Oxygen-Passivated Sulfur Vacancies in Monolayer MoS2 for Enhanced Piezoelectricity

ACS Nano. 2025 Jan 14. doi: 10.1021/acsnano.4c13037. Online ahead of print.

Abstract

Modern-day applications demand onboard electricity generation that can be achieved using piezoelectric phenomena. Reducing the dimensionality of materials is a pathway to enhancing the piezoelectric properties. Transition-metal dichalcogenides have been shown to exhibit high piezoelectricity. Monolayer MoS2 possesses strong piezoelectricity that is otherwise negligible in its bulk form. The presence of sulfur vacancy defects in two-dimensional MoS2 can starkly reduce piezoelectric output due to enhanced charge screening. Oxygen passivation offers thermodynamically favorable and superior vacancy passivation. Here, we demonstrate an in situ oxygen passivation of sulfur vacancies achieved by performing chemical vapor deposition in atmospheric pressure conditions, resulting in a dramatically enhanced piezoelectric output. We achieved an out-of-plane effective piezoelectric coefficient d33eff 0.54 pm/V for the MoS2 monolayer with sulfur vacancies (SV-MoS2) and 0.94 pm/V where sulfur vacancies are passivated by oxygen (OP-MoS2).
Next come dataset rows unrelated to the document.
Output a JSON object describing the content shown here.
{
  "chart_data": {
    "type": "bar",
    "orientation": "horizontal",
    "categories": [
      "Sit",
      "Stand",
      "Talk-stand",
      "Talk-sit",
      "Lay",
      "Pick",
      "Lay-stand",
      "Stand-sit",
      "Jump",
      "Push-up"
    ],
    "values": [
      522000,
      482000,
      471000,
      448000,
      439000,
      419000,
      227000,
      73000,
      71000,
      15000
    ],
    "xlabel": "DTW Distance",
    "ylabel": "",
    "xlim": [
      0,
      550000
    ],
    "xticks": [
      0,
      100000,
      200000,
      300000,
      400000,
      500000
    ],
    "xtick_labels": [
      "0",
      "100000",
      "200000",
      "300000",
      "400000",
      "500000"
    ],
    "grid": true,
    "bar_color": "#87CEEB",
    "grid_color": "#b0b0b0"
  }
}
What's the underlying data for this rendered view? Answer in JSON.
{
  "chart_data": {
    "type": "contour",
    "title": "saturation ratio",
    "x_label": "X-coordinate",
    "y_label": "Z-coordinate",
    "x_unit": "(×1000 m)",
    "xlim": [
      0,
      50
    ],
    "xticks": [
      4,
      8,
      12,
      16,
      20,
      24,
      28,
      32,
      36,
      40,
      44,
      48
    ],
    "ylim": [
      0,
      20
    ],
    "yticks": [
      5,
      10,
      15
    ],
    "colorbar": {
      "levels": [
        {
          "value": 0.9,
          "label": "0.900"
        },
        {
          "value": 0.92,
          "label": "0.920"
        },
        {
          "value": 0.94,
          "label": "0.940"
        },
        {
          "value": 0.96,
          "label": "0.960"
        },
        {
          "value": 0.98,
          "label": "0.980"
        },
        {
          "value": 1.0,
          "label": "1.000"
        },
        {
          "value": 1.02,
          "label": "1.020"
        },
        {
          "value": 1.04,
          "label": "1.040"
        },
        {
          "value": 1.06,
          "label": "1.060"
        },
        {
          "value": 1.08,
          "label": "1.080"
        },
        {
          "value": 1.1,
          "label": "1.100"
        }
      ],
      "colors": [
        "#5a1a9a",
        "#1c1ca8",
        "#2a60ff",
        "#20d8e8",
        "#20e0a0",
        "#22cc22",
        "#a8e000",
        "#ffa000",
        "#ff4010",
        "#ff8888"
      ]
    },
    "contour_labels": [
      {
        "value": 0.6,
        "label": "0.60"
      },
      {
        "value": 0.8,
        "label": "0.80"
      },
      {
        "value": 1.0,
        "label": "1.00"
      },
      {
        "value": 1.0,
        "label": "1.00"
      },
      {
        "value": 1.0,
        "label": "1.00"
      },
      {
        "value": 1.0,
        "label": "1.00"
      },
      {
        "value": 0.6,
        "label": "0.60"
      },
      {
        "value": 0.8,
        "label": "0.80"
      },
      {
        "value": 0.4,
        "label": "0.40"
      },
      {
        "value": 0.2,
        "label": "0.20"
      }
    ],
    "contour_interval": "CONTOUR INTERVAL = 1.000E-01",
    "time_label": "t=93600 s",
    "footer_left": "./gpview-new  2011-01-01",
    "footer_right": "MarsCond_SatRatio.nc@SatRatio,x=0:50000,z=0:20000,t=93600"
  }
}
The piezoelectric device (PED) based on OP-MoS2 exhibits 26% higher output voltage than SV-MoS2 with the maximum peak-to-peak value of 0.95 V. Additionally, we show that the OP-MoS2-based PED can charge a 330 nF capacitor 30% faster than the SV-MoS2 PED for up to 50 mV in 0.5 s by repetitive finger tapping. The evolution of piezoelectricity in MoS2 with sulfur vacancy defect manipulation promises an avenue for scalable defect engineering for next-generation applications in miniaturized self-powered electronics and sensors across computing, healthcare, and size-, weight-, and power-constrained environments.

Keywords: 2D materials; MoS2; defect engineering; metal chalcogenides; monolayer crystals; piezoelectric; piezoresponse force microscopy.